As simplistic it is to think that Shell is leaving for London believes the citizens of the Netherlands has turned its back on the company, the ultimate reason was the dividend tax. Reportedly, CEO Ben van Buerden called up Mark Rutte on Sunday informing him of the planned move. Rutte’s reaction, it is said was of dismay. And he embarked on a last-ditch effort to persuade Royal Dutch Shell to change its mind, by immediately lobbying his government’s coalition partners to back an abolition of the dividend tax. The reaction was perhaps not what he expected, with left-wing and green parties calling Shell’s threat ‘blackmail’. With democracy drawing a line, Shell decided to walk; or at least present an exit plan endorsed by its Board to be voted by shareholders. Many in the Netherlands see Shell’s exit and the loss of the moniker Royal Dutch – as a blow to national pride, especially since the country has been basking in the glow of expanded reputation as a result of post-Brexit migration of financial activities to Amsterdam from London. The UK, on the other hand, sees Shell’s decision and Unilever’s – as an endorsement of the country’s post-Brexit potential.

The move, if passed and in its initial stages, will be mainly structural, transferring the tax residence of Shell to London.
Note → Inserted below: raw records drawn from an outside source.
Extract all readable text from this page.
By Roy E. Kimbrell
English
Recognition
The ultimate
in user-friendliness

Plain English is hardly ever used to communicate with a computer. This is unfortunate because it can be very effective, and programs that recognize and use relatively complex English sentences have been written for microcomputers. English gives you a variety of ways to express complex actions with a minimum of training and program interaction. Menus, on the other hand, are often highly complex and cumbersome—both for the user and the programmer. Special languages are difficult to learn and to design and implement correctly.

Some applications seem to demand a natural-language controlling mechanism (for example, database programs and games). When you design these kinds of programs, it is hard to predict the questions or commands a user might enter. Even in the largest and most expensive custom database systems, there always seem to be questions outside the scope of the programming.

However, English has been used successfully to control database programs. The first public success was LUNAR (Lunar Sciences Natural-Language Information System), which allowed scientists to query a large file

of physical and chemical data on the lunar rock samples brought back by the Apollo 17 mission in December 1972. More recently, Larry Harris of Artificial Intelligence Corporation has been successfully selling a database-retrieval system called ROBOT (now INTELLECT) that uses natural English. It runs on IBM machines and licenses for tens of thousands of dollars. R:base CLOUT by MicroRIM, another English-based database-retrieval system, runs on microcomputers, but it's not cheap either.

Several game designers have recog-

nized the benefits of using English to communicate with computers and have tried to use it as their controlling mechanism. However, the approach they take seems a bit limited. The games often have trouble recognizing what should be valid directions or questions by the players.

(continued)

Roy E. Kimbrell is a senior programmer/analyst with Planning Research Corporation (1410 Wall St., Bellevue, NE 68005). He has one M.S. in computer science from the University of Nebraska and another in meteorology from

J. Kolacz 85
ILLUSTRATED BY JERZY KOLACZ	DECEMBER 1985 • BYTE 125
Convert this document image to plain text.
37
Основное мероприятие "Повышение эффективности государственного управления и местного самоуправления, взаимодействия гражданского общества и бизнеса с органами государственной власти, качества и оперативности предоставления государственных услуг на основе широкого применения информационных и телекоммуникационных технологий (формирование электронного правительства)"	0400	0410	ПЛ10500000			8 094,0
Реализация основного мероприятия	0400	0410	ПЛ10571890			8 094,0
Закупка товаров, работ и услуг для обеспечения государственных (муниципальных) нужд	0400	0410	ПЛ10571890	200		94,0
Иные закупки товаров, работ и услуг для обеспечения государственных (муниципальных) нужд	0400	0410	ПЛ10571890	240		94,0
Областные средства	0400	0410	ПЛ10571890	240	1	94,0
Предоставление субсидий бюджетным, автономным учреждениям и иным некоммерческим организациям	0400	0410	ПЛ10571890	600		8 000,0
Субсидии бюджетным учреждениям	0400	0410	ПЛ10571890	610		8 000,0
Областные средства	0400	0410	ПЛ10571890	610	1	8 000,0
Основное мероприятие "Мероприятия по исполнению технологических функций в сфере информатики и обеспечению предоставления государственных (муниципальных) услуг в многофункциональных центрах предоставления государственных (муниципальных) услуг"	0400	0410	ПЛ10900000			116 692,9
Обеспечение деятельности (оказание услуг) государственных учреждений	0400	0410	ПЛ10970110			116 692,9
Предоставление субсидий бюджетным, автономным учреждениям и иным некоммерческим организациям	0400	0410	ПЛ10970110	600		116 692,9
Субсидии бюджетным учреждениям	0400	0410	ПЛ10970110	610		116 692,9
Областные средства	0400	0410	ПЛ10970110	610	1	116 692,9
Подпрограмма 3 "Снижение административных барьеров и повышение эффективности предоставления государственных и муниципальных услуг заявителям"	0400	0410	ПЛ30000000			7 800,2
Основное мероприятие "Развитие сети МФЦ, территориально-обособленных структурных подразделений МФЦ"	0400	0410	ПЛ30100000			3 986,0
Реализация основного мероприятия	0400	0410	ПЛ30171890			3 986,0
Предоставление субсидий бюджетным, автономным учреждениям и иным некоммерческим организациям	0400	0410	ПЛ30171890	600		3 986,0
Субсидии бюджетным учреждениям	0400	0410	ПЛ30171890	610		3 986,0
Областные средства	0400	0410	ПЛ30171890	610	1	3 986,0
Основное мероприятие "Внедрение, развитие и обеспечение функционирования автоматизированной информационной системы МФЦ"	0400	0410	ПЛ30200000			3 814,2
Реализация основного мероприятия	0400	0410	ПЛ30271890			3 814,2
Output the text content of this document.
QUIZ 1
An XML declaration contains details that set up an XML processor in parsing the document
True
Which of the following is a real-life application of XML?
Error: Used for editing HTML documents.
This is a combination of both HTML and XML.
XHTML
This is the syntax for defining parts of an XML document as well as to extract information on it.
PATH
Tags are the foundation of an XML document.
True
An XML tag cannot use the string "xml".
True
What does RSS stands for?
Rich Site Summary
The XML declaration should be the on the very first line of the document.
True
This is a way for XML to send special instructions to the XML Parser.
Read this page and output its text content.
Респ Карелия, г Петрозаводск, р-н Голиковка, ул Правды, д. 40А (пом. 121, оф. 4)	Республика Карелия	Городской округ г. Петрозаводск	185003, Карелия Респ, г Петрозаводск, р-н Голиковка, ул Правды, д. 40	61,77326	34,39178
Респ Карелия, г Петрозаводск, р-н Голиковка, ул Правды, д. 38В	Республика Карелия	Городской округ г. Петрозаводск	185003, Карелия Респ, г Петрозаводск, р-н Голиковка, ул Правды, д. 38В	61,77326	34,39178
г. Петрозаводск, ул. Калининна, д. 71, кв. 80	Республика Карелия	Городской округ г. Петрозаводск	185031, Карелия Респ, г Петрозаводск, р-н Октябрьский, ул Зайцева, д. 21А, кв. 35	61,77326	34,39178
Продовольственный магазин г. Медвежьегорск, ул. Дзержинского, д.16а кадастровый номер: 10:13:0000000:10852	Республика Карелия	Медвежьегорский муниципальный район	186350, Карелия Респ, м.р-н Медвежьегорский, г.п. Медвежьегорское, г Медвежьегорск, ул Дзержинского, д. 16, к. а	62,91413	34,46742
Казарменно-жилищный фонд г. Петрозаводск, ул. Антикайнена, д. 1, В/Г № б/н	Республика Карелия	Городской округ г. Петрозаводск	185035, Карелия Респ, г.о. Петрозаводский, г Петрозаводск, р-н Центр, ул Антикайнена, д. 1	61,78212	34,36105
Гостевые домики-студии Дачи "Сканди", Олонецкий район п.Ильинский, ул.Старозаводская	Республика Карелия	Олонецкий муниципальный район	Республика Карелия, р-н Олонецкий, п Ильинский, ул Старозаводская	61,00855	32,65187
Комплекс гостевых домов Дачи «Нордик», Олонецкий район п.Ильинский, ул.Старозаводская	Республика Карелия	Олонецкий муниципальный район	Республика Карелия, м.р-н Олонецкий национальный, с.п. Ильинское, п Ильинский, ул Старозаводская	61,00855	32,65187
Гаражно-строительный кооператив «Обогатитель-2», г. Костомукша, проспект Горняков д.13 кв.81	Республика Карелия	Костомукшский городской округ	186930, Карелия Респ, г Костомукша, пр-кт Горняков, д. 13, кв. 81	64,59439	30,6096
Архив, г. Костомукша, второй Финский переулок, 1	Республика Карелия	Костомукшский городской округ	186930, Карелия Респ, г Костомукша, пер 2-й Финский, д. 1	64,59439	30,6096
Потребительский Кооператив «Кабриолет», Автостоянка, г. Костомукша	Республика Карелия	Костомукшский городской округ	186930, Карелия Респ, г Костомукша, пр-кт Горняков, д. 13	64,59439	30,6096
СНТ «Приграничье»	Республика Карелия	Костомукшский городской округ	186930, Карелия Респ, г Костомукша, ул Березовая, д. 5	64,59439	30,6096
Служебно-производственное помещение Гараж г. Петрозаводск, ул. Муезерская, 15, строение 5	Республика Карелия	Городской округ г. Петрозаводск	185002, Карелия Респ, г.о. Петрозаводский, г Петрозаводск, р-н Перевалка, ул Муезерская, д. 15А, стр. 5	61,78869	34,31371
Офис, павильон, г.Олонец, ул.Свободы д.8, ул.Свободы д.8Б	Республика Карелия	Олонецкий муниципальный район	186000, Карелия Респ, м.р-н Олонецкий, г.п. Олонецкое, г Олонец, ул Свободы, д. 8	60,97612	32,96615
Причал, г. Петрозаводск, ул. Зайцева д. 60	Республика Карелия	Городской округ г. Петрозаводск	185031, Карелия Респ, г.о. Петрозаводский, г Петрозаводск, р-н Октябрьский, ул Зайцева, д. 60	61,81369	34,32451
Just ten top executives including van Buerden and CFO Jessica Uhl will be making the move to London. Three major arms – Projects and Technology, Global Upstream and Integrated Gas and Renewable Energies – will remain in The Hague. As will Shell’s massive physical reach on Dutch soil: the huge integrated refinery in Pernis, the biofuels hub in Rotterdam, the country’s first offshore wind farm and the mammoth Porthos carbon capture project that will funnel emissions from Rotterdam to be stored in empty North Sea gas fields. And Shell’s troubles with activists will still continue. British climate change activists are as, if not more aggressive as their Dutch counterpart, this being the country where Extinction Rebellion was born. Perhaps more of a threat is activist investor Third Point, which recently acquired a chunk of Shell shares and has been advocating splitting the company into two – a legacy business for fossil fuels and a futures-focused business for renewables.

So Shell’s business remains, even though its address has changed. In the grand scheme of things, never mind the small matter of Dutch national pride – Royal Dutch Shell’s roadmap to remain an investment icon and a major driver of energy transition will continue in its current form. This is a quibble about money or rather, tax – that will have little to no impact on Shell’s operations or on its ambitions. Royal Dutch Shell is poised to become just Shell. Different name and a different house, but the same contents. Unless, of course, Queen Elizabeth II decides to provide royal assent, in which case, Shell might one day become Royal British Shell.